The adoption of a quantum feature map architecture, specifically the ZZFeatureMap with full entanglement, which was carefully chosen and assessed to match the particulars of the dataset, was a crucial component of the QSVM technique. By encoding conventional data into quantum states, this feature map enables the quantum system to use entanglement to describe intricate data correlations in high-dimensional regions. In QSVM, the inner product (overlap) between the quantum states that represent data points is estimated in order to construct the kernel function, which is essential for SVM classification. A quantum circuit is used for this estimation, and the likelihood of seeing the starting state is measured.
The prostate cancer experimental findings offer convincing insights:
- Different patterns were found by kernel matrix analysis. A highly connected feature space was suggested by the high similarity values between several data points displayed by the RBF kernel of the classical SVM. On the other hand, the QSVM’s ZZFeatureMap produced a feature space that was more dispersed and had fewer high off-diagonal values. This suggests that the special characteristics of the quantum feature space allowed for improved class distinguishability.
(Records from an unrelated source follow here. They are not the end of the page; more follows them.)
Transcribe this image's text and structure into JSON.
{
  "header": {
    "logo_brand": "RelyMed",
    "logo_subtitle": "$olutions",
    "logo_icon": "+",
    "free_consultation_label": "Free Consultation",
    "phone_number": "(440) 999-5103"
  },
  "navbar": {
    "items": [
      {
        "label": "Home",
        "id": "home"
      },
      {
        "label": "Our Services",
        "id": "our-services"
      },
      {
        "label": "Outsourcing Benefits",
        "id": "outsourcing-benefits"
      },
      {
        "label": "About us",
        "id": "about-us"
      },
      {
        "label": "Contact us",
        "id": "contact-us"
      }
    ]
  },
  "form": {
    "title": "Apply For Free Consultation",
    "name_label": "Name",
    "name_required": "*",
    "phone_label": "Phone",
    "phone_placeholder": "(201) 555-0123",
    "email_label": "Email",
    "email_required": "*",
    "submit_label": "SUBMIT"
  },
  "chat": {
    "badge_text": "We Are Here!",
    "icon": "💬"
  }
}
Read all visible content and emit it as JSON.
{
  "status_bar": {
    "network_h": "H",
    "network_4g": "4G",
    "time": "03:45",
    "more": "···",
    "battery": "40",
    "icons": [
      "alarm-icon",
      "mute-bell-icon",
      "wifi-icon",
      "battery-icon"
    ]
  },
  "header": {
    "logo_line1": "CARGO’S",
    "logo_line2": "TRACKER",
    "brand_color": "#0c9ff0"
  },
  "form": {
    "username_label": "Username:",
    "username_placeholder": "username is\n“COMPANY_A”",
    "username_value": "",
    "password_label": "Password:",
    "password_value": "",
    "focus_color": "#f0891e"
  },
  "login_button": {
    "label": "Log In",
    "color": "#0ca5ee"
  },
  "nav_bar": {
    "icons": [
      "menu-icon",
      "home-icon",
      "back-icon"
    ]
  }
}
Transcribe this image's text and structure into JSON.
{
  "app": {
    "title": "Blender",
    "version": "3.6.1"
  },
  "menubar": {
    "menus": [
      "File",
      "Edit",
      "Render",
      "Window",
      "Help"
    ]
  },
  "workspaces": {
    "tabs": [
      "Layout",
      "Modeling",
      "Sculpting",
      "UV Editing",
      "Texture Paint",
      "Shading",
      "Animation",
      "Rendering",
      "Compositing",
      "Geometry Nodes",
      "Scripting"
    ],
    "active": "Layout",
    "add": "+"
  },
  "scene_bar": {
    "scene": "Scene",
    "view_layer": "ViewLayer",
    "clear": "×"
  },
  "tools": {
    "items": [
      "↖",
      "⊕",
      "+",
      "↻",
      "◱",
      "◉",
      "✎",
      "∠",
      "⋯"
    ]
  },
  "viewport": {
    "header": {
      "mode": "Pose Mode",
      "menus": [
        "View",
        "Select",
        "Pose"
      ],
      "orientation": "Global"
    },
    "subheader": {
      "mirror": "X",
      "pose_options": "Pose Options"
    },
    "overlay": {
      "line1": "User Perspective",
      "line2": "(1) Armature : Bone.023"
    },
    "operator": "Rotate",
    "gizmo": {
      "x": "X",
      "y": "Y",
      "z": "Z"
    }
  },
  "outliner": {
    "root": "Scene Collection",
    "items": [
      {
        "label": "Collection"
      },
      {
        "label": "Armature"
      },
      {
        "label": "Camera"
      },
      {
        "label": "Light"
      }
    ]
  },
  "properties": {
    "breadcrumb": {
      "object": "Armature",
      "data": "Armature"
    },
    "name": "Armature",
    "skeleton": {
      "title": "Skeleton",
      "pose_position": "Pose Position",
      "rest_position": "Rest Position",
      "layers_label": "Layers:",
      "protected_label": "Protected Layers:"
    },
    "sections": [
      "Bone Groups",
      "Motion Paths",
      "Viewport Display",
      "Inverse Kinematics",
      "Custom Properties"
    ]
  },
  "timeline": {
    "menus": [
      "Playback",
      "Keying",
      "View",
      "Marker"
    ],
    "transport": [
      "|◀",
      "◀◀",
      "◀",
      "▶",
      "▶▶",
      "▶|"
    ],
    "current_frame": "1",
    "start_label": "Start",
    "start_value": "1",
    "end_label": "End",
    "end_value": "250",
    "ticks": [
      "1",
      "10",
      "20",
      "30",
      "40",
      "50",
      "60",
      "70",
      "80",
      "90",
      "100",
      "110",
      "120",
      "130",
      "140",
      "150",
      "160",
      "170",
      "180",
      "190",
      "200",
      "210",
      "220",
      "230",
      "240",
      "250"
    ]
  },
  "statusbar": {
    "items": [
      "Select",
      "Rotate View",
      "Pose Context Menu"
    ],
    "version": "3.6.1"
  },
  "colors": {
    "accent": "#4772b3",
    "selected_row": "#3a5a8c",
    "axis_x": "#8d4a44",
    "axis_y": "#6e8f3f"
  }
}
- QSVM greatly outperformed traditional SVM (87.89% accuracy, 85.42% sensitivity) on the training dataset, achieving perfect scores all around (100%). This demonstrates how well the quantum feature map separates classes without overlap during the training stage.
- Both models had an accuracy of 92% on the test dataset.
- On the other hand, QSVM outperformed SVM in important medical diagnostic parameters, achieving 100% sensitivity and 93.33% F1-Score on the test data, while SVM’s sensitivity and F1-Score were 92.86% and 92.86%, respectively.
- Crucially, the test data showed no False Negatives (missed malignant instances) for the QSVM model. In contrast, there was only one False Negative in the SVM model. In medical situations, where a false negative might have serious consequences and result in an illness that goes misdiagnosed and untreated, QSVM’s high sensitivity is crucial. This is made possible by the quantum feature mapping, which improves class separation and permits more intricate representations.
- Despite its excellent performance on the test set, the QSVM model may have overfitted to the training data, according to cross-validation research, which showed that the SVM model was somewhat more stable across various data subsets than the QSVM.
The discussion highlights how QSVM’s improved sensitivity and F1-Score are especially useful in medical diagnostics. This improved performance is a result of the quantum feature mapping’s capacity to produce a distinct, dispersed feature space, particularly when separating complex data points. The study is thought to be the first to classify datasets related to prostate cancer using the QSVM algorithm.